Thanks, @MaciekLeks. I need to switch to my own work now, but either I'll get to this later or, if I may suggest a good debugging strategy: notice that the error is in the discretize function. You can debug this way:

julia> function Gadfly.discretize(values, levels=nothing, order=nothing, preserve_order=true)
    @show typeof(values) values
    @show typeof(levels) levels
    @show typeof(order) order
    # rest of discretize's code goes here, putting `Gadfly.` in front of non-exported methods (e.g., `Gadfly.discretize_make_pda`)
end

EDIT (crucial!): now run your plotting code. Look at the output that's generated. It will tell you what the inputs to discretize are, and this might help you fix the problem. In your case, levels must include an NA (perhaps among other values), and knowing what the container type is and what the other values are should help figure out how to fix it.

Perhaps it will be as simple as

Base.convert(::Type{UTF8String}, ::DataArrays.NAtype) = convert(UTF8String, "NA")
timholy commented 8 years ago

Oh, and also, a tip: julia 0.5 is really for "users willing to fix bugs themselves"---most package authors probably aren't supporting it yet (e.g., Gadfly's tests fail on 0.5, but pass on 0.4). If you need a stable release, I recommend julia 0.4.

timholy commented 8 years ago

Note I edited 2 posts up; I commented before it was complete.

MaciekLeks commented 8 years ago

Thank your for you tips. I'll follow them. I'll try to figure out what is going on here.

P.S. If I need a stable version I would have used .NET 4.0 instead ;)

timholy commented 8 years ago

:smile:

timholy commented 8 years ago

Oh, and the reason you need to start a fresh julia session is that you have to redefine discretize before any code that uses it has been called (compiled). Otherwise the old version gets compiled in, and your new version never executes.

MaciekLeks commented 8 years ago

Of course Base.convert(::Type{UTF8String}, ::DataArrays.NAtype) = convert(UTF8String, "NA") works, but it's not what we wanted.

I've walked through the instruction:

typeof(values) = DataArrays.PooledDataArray{UTF8String,UInt32,1}
values[end] = "Cheddar"
typeof(levels) = Void
levels = nothing
typeof(order) = Void
order = nothing
timholy commented 8 years ago

It that what it showed right above the error? The thing that doesn't make sense is that there's no hint of an NAtype anywhere.

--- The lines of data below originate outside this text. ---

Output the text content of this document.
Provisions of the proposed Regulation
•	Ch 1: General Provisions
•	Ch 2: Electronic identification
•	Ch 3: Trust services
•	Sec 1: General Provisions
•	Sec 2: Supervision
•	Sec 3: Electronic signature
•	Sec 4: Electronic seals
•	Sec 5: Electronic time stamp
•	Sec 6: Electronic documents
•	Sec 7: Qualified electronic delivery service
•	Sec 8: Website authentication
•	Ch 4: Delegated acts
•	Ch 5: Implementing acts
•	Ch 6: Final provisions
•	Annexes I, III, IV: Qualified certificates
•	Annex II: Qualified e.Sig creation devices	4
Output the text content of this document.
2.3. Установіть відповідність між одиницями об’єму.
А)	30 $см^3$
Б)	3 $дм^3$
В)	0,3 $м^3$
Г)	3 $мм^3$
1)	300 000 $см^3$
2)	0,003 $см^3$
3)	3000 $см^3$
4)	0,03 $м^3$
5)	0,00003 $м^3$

MaciekLeks commented 8 years ago

Yes. That is the stuff before "Error: MethodError: convert..." comes.

MaciekLeks commented 8 years ago

collect in the line 353(da = discretize_make_pda(values, collect(eltype(values), levels))) cannot deal with conversion from NA to a string type, so it all comes down to convert.

Regarding levels = nothing at the beginning of the function. Why does it equal nothing? Should not it be taken out from PooledDataArray at DF?

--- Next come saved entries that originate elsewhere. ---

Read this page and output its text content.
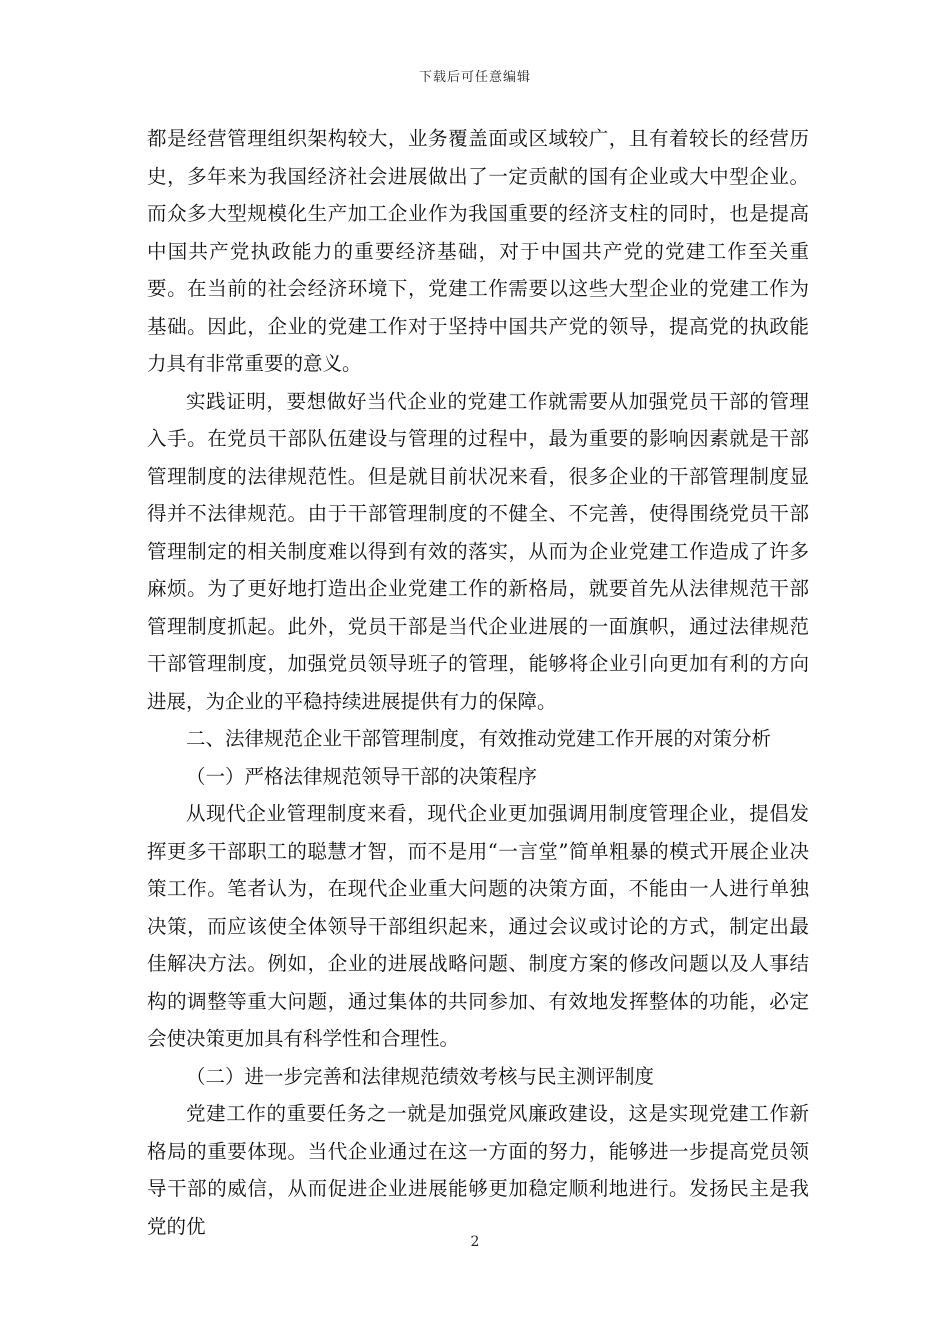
下载后可任意编辑

都是经营管理组织架构较大，业务覆盖面或区域较广，且有着较长的经营历史，多年来为我国经济社会进展做出了一定贡献的国有企业或大中型企业。而众多大型规模化生产加工企业作为我国重要的经济支柱的同时，也是提高中国共产党执政能力的重要经济基础，对于中国共产党的党建工作至关重要。在当前的社会经济环境下，党建工作需要以这些大型企业的党建工作为基础。因此，企业的党建工作对于坚持中国共产党的领导，提高党的执政能力具有非常重要的意义。

实践证明，要想做好当代企业的党建工作就需要从加强党员干部的管理入手。在党员干部队伍建设与管理的过程中，最为重要的影响因素就是干部管理制度的法律规范性。但是就目前状况来看，很多企业的干部管理制度显得并不法律规范。由于干部管理制度的不健全、不完善，使得围绕党员干部管理制定的相关制度难以得到有效的落实，从而为企业党建工作造成了许多麻烦。为了更好地打造出企业党建工作的新格局，就要首先从法律规范干部管理制度抓起。此外，党员干部是当代企业进展的一面旗帜，通过法律规范干部管理制度，加强党员领导班子的管理，能够将企业引向更加有利的方向进展，为企业的平稳持续进展提供有力的保障。

二、法律规范企业干部管理制度，有效推动党建工作开展的对策分析

（一）严格法律规范领导干部的决策程序

从现代企业管理制度来看，现代企业更加强调用制度管理企业，提倡发挥更多干部职工的聪慧才智，而不是用“一言堂”简单粗暴的模式开展企业决策工作。笔者认为，在现代企业重大问题的决策方面，不能由一人进行单独决策，而应该使全体领导干部组织起来，通过会议或讨论的方式，制定出最佳解决方法。例如，企业的进展战略问题、制度方案的修改问题以及人事结构的调整等重大问题，通过集体的共同参加、有效地发挥整体的功能，必定会使决策更加具有科学性和合理性。

（二）进一步完善和法律规范绩效考核与民主测评制度

党建工作的重要任务之一就是加强党风廉政建设，这是实现党建工作新格局的重要体现。当代企业通过在这一方面的努力，能够进一步提高党员领导干部的威信，从而促进企业进展能够更加稳定顺利地进行。发扬民主是我党的优

2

MaciekLeks commented 8 years ago

@timholy, a couple of observations and questions:

  1. scale.jl (especially discretize) does not use existing PooledDataArray(PDA) in DataFrame(DM). Every time it is needed a new PDA is created. Is it by design or it's a bug?
  2. the preserve_order arg in discretize has got unknown goal. What is it for?
  3. There is a solution to cope with my NA problem without code changes (Scale.x_discrete(levels=...)): plot(reddit, x="age_range", Geom.histogram, Scale.x_discrete(levels=levels(reddit[:age_range])))
  4. nastring arg does not work as well: reddit = readtable(fname, makefactors=true,nastrings=["NA", "na", "n/a", "missing"])

Suggestion: To cope with NA problem for PooledDataArrays it is enough to add simple condition to check type of values in discretize and then choose one of the following path: a. da=values (make use of existing PDA) b. levels = DataArrays.levels(values); da = discretize_make_pda(values, collect(eltype(values), levels)) (every Gadfly's PDA is its own, there is no sharing PDA with DF) Which one is in accordance with the programming principles for scale.jl?

I could prepare a Pull Request but I feel there is something more. There is a hidden floor in this issue.